I'm not exactly sure as to how to get it to work, but I know why it's not working. Your Apple script is only programed to show a dialog box to ask the user whether they want the computer to be put to sleep or not. Nothing in that script tells it to look for whether there is any mail present.

It's not the script that is causing a problem. The problem that the script isn't being launched when you get that mail.


----------



## bobw (Jun 19, 2007)

Try this;

tell application "System Events" to sleep


----------



## supanatral (Jun 19, 2007)

bobw said:


> Try this;
> 
> tell application "System Events" to sleep



Bobw: What is a good website that you would suggest for someone that wants to learn how to write an applescripts?


----------



## bobw (Jun 19, 2007)

Take a look  Here  and Here


----------



## Gambuchi (Jun 20, 2007)

> I'm not exactly sure as to how to get it to work, but I know why it's not working. Your Apple script is only programed to show a dialog box to ask the user whether they want the computer to be put to sleep or not. Nothing in that script tells it to look for whether there is any mail present.
> 
> It's not the script that is causing a problem. The problem that the script isn't being launched when you get that mail.

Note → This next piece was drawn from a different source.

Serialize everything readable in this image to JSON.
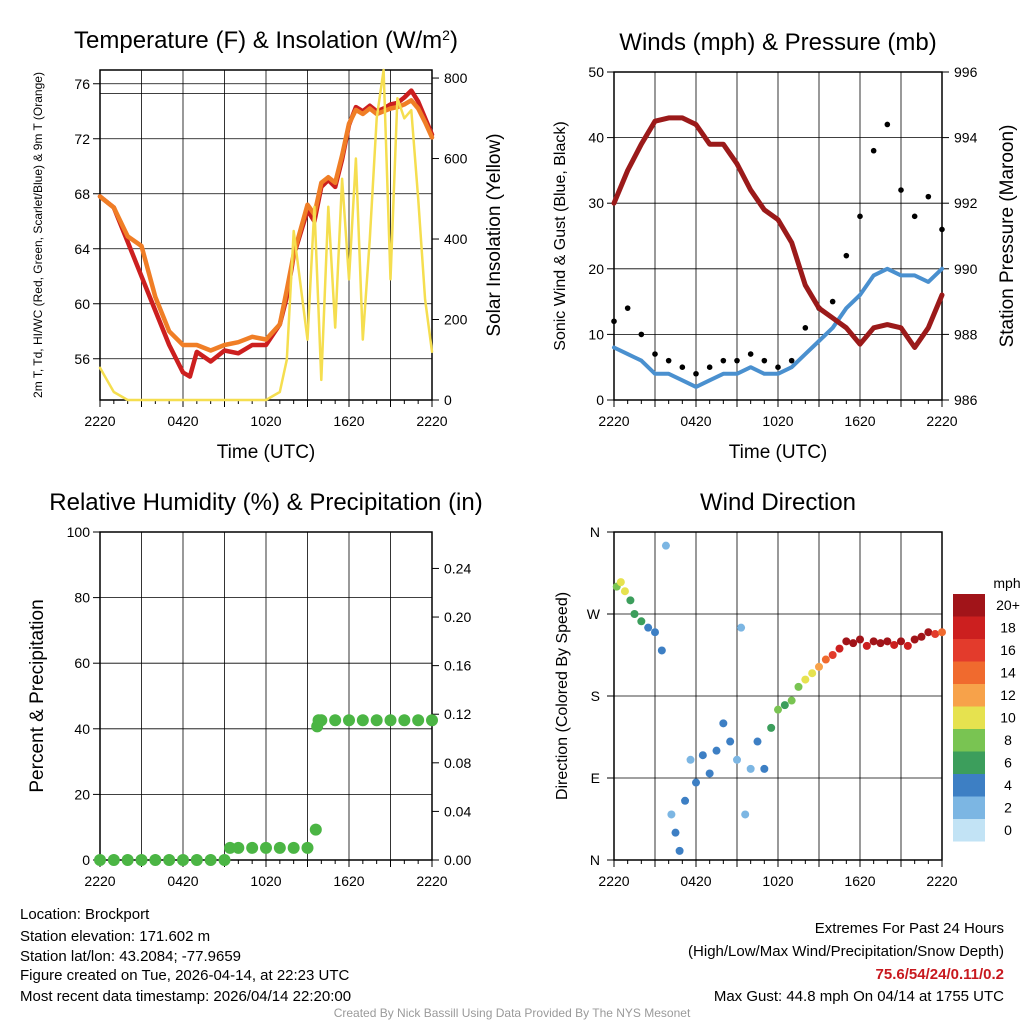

Actually, supanatral, the mail program does call the script and the script does launch... the problem is that it hangs just before the "display dialect" line and goes no further or possibly drops out at that point.  I've placed some 'beep' commands in it to determine how far it gets so I know it does at least start to work.  Odd thing is that if I run the script from the desktop, it works perfectly.  I cannot, for the life of me, figure out why it stops right at the 'display dialog' line of code.  Perhaps you have an answer for me... also there is a line there that tells the system to 'sleep' and that works from desktop running also.  I am curious is perhaps an earlier version of 'Mail' would run it properly and if that is the case then the problem could be related to a programming change in subsequent versions of Mail.


----------